According to Bloomberg, Canon Tokki has a "growing backlog" of orders for their display-making machines. This backlog continues to grow regardless of a doubling of output of their display-making machines in the year 2016. While Bloomberg reports just one plant available to Canon Tokki, the Canon Tokki homepage suggests there are two: Mitsuke Plant at 10-1 Shinko-cho, Mitsuke-shi, Niigata 954-0076 Japan, and Hiratsuka Plant at 3072 Okami Hiratsuka-shi, Kanagawa 254-0012 Japan.

Regardless of two plants existing where another report says there is only one, Canon Tokki does indeed make OLED display-making machines. The ELVESS OLED Mass Production System is the result of 30-years of vacuum evaporation equipment expertise, and is aimed at creating OLED displays for consumers on a mass scale.

This ELVESS machine is able to work with glass substrates at 370×470mm~730×920mm, including ITO patterned glass substrates (PM) and TFT patterned glass substrates (AM). According to Canon, "this fully automated manufacturing system can maintain constant operation with a cycle time of 2-3 minutes per substrate for approximately one week, contributing to the mass production of OLED displays."

ABOVE and BELOW: Process diagrams showing the steps with which the ELVESS machine creates OLED displays.

Earlier this December it was tipped that Japan Display was investing in OLED in a big way. If they're unable to buy manufacturing machines to make screens, it becomes especially difficult to make the displays they're going to make. But – and this is a big but – none of this means anything unless manufacturers aren't already prepared to manufacture OLED displays for the iPhone.

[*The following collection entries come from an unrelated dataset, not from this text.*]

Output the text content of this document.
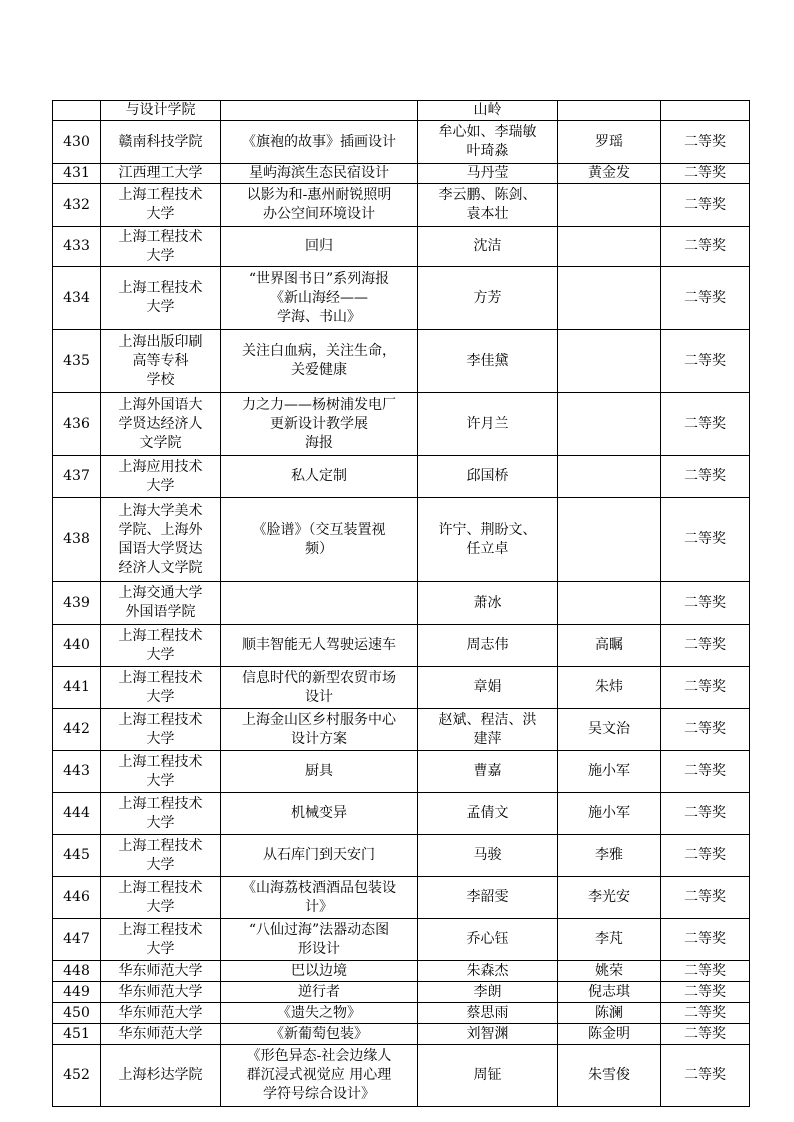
	与设计学院		山岭		
430	赣南科技学院	《旗袍的故事》插画设计	牟心如、李瑞敏
叶琦淼	罗瑶	二等奖
431	江西理工大学	星屿海滨生态民宿设计	马丹莹	黄金发	二等奖
432	上海工程技术
大学	以影为和-惠州耐锐照明
办公空间环境设计	李云鹏、陈剑、
袁本壮		二等奖
433	上海工程技术
大学	回归	沈洁		二等奖
434	上海工程技术
大学	“世界图书日”系列海报
《新山海经——
学海、书山》	方芳		二等奖
435	上海出版印刷
高等专科
学校	关注白血病，关注生命，
关爱健康	李佳黛		二等奖
436	上海外国语大
学贤达经济人
文学院	力之力——杨树浦发电厂
更新设计教学展
海报	许月兰		二等奖
437	上海应用技术
大学	私人定制	邱国桥		二等奖
438	上海大学美术
学院、上海外
国语大学贤达
经济人文学院	《脸谱》（交互装置视
频）	许宁、荆盼文、
任立卓		二等奖
439	上海交通大学
外国语学院		萧冰		二等奖
440	上海工程技术
大学	顺丰智能无人驾驶运速车	周志伟	高瞩	二等奖
441	上海工程技术
大学	信息时代的新型农贸市场
设计	章娟	朱炜	二等奖
442	上海工程技术
大学	上海金山区乡村服务中心
设计方案	赵斌、程洁、洪
建萍	吴文治	二等奖
443	上海工程技术
大学	厨具	曹嘉	施小军	二等奖
444	上海工程技术
大学	机械变异	孟倩文	施小军	二等奖
445	上海工程技术
大学	从石库门到天安门	马骏	李雅	二等奖
446	上海工程技术
大学	《山海荔枝酒酒品包装设
计》	李韶雯	李光安	二等奖
447	上海工程技术
大学	“八仙过海”法器动态图
形设计	乔心钰	李芃	二等奖
448	华东师范大学	巴以边境	朱森杰	姚荣	二等奖
449	华东师范大学	逆行者	李朗	倪志琪	二等奖
450	华东师范大学	《遗失之物》	蔡思雨	陈澜	二等奖
451	华东师范大学	《新葡萄包装》	刘智渊	陈金明	二等奖
452	上海杉达学院	《形色异态-社会边缘人
群沉浸式视觉应 用心理
学符号综合设计》	周钲	朱雪俊	二等奖
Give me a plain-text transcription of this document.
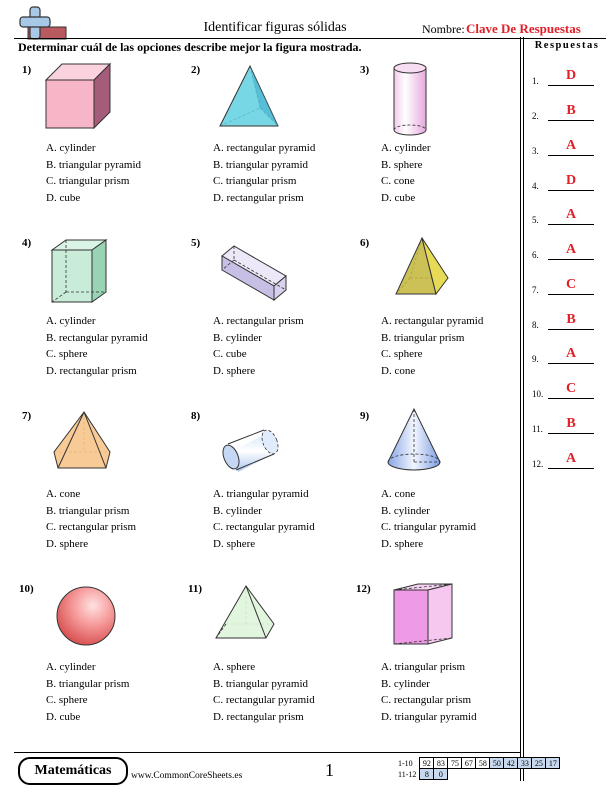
Identificar figuras sólidas	Nombre: Clave De Respuestas
Determinar cuál de las opciones describe mejor la figura mostrada.	Respuestas
1.	D
2.	B
3.	A
4.	D
5.	A
6.	A
7.	C
8.	B
9.	A
10.	C
11.	B
12.	A
1)
A. cylinder
B. triangular pyramid
C. triangular prism
D. cube
2)
A. rectangular pyramid
B. triangular pyramid
C. triangular prism
D. rectangular prism
3)
A. cylinder
B. sphere
C. cone
D. cube
4)
A. cylinder
B. rectangular pyramid
C. sphere
D. rectangular prism
5)
A. rectangular prism
B. cylinder
C. cube
D. sphere
6)
A. rectangular pyramid
B. triangular prism
C. sphere
D. cone
7)
A. cone
B. triangular prism
C. rectangular prism
D. sphere
8)
A. triangular pyramid
B. cylinder
C. rectangular pyramid
D. sphere
9)
A. cone
B. cylinder
C. triangular pyramid
D. sphere
10)
A. cylinder
B. triangular prism
C. sphere
D. cube
11)
A. sphere
B. triangular pyramid
C. rectangular pyramid
D. rectangular prism
12)
A. triangular prism
B. cylinder
C. rectangular prism
D. triangular pyramid
Matemáticas	www.CommonCoreSheets.es	1	1-10	92	83	75	67	58	50	42	33	25	17
11-12	8	0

It could also be that Apple's chosen suppliers of OLED displays have already ramped up manufacturing well in advance of the next iPhone. They could have been purchasing machines to make OLED displays for years now – there's no indication at this time that Canon Tokki's manufacturing machine has changed significantly in the very recent past. Not enough to stop Apple from creating the next iPhone just to wait for a new manufacturing machine from Canon Tokki for their manufacturing line.